With respect to Truetech's challenge to the tradeoff decision, source selection officials in a negotiated procurement have broad discretion in determining the manner and extent to which they will make use of the technical and price evaluation results; price/technical tradeoffs may be made, and the extent to which one may be sacrificed for the other is governed only by the test of rationality and consistency with the established evaluation factors. Creative Apparel Assocs., B-275139, Jan. 24, 1997, 97-1 CPD para. 65 at 6. Even where price is the least important evaluation factor, an agency may properly select a lower-priced, lower-rated proposal if it decides that the price premium involved in selecting a higher-rated, higher-priced proposal is not justified. Specific Sys., Ltd., B-292087.3, Feb. 20, 2004, 2004 CPD para. 119 at 5 (denying protest where agency awarded to lower-priced, lower-rated offeror, under an evaluation scheme where past performance was significantly more important than price); NAPA Supply of Grand Forks, Inc., B-280996.2, May 13, 1999, 99-1 CPD para. 94 at 5 (denying protest in which agency selected an offeror with acceptable past performance rating rather than offeror with exceptional past performance rating whose proposal involved a 2.4% price premium, where past performance was significantly more important than price).

Here, the SSA determined that, even if NanoScale received a neutral past performance rating,[1] its lower-priced proposal was most advantageous to the government, considering both past performance and price. In making this tradeoff decision, the SSA recognized the price differential between NanoScale's proposal and Truetech's higher-rated, higher-priced proposal. The SSA determined that, despite Truetech's past performance rating of very low risk, the price premium associated with Truetech's proposal was not justified given that the performance risk associated with NanoScale's proposal was acceptable. We think that this decision represents a reasonable exercise of the SSA's judgment, and we see no basis to question the SSA's selection of NanoScale's proposal as most advantageous to the government. See Gulf Copper Ship Repair, Inc., B-292431, Aug. 27, 2003, 2003 CPD para. 155 at 5; Hughes Georgia, Inc., B-272526, Oct. 21, 1996, 96-2 CPD para. 151 at 8.
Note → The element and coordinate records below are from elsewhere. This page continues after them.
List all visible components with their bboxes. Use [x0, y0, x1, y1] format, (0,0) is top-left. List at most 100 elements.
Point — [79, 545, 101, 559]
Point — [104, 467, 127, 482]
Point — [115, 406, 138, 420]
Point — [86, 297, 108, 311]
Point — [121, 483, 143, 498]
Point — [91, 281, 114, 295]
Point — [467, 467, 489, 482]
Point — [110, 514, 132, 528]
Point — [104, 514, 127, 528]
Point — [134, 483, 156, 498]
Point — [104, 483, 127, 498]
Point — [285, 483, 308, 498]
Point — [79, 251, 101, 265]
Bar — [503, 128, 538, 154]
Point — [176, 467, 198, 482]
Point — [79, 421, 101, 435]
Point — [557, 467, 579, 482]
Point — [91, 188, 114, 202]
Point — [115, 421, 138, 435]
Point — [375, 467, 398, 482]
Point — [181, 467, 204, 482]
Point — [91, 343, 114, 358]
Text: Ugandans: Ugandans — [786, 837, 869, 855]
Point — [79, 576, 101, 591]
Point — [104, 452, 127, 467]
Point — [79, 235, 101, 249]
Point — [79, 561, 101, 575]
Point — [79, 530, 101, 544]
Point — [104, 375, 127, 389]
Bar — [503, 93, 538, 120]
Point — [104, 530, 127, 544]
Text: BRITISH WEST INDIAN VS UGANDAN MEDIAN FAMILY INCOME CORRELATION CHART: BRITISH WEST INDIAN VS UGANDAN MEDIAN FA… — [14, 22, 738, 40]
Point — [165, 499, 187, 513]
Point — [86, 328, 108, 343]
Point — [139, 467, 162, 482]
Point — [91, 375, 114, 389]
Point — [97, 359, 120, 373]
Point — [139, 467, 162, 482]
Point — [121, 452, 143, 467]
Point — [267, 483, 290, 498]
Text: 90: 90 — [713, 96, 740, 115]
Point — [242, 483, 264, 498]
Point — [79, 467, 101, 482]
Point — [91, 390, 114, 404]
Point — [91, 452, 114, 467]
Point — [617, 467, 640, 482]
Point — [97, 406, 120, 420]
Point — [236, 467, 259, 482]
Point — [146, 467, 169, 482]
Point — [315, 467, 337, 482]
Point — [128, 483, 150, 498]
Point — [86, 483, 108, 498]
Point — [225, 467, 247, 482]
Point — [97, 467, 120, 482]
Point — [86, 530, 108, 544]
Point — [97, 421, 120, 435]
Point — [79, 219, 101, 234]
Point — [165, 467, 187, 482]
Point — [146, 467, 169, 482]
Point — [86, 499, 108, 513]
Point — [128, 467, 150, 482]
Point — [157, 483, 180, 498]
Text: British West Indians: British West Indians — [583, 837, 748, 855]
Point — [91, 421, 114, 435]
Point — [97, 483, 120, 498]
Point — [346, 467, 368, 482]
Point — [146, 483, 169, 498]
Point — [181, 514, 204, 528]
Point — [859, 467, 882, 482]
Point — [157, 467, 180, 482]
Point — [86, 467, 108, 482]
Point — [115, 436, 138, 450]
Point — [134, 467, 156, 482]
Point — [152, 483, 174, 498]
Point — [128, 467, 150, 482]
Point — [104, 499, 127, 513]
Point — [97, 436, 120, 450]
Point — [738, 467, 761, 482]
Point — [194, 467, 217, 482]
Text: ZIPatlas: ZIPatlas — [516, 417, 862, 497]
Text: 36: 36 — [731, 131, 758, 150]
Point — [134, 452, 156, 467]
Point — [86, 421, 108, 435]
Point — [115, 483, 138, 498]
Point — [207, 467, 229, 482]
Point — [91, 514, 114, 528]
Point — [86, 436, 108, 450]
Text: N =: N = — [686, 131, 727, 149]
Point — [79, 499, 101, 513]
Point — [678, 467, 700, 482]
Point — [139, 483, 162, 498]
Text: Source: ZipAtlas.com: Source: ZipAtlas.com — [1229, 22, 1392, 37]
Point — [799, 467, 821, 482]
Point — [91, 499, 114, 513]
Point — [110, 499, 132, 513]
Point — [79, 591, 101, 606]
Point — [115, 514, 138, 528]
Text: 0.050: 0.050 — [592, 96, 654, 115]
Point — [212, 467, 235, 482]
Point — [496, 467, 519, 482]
Truetech challenges the SSA's alternative assessment, arguing that it is an attempt at "'preemptive deployment' of post hoc rationales." Comments at 15; see Boeing Sikorsky Aircraft Support, B-277263.2, B-277263.3, Sept. 29, 1997, 97-2 CPD para. 91 at 15 (we accord greater weight to contemporaneous source selection materials rather than judgments made in response to protest contentions; we generally give less weight to reevaluations and judgments prepared in the heat of the adversarial process). This argument is unpersuasive.

The SSA's alternative assessment is contained in the source selection decision dated February 11--the day of the award, and therefore is a contemporaneous source selection document. It reflects the SSA's actual considerations at the time she made the award decision, and is not an argument formulated after-the-fact in response to protest contentions. In light of the SSA's contemporaneous alternative assessment based on a past performance rating of neutral for NanoScale, it is clear that Truetech was not prejudiced by the alleged improprieties in the agency's assignment of a very low risk rating to NanoScale. See West Coast Unlimited, B-281070.2, Aug. 18, 1999, 99-2 CPD para. 40 (protester was not prejudiced by allegedly improper determination that its proposal was unacceptable where record contained contemporaneous alternative assessment based on assumption that proposal was acceptable).

The protest is denied.

Lynn H. Gibson
Acting General Counsel



[1] As noted above, Truetech initially asserted that NanoScale should have received a rating of either unknown risk or high risk. Protest at 12. Truetech offered no support for its contention that a high risk rating was warranted under the evaluation scheme here, and did not reassert this position in its comments on the agency report. There is no basis in the record to conclude that a high risk rating was warranted or to question the SSA's assumption that NanoScale would have received a neutral rating if its prior performance were not considered relevant.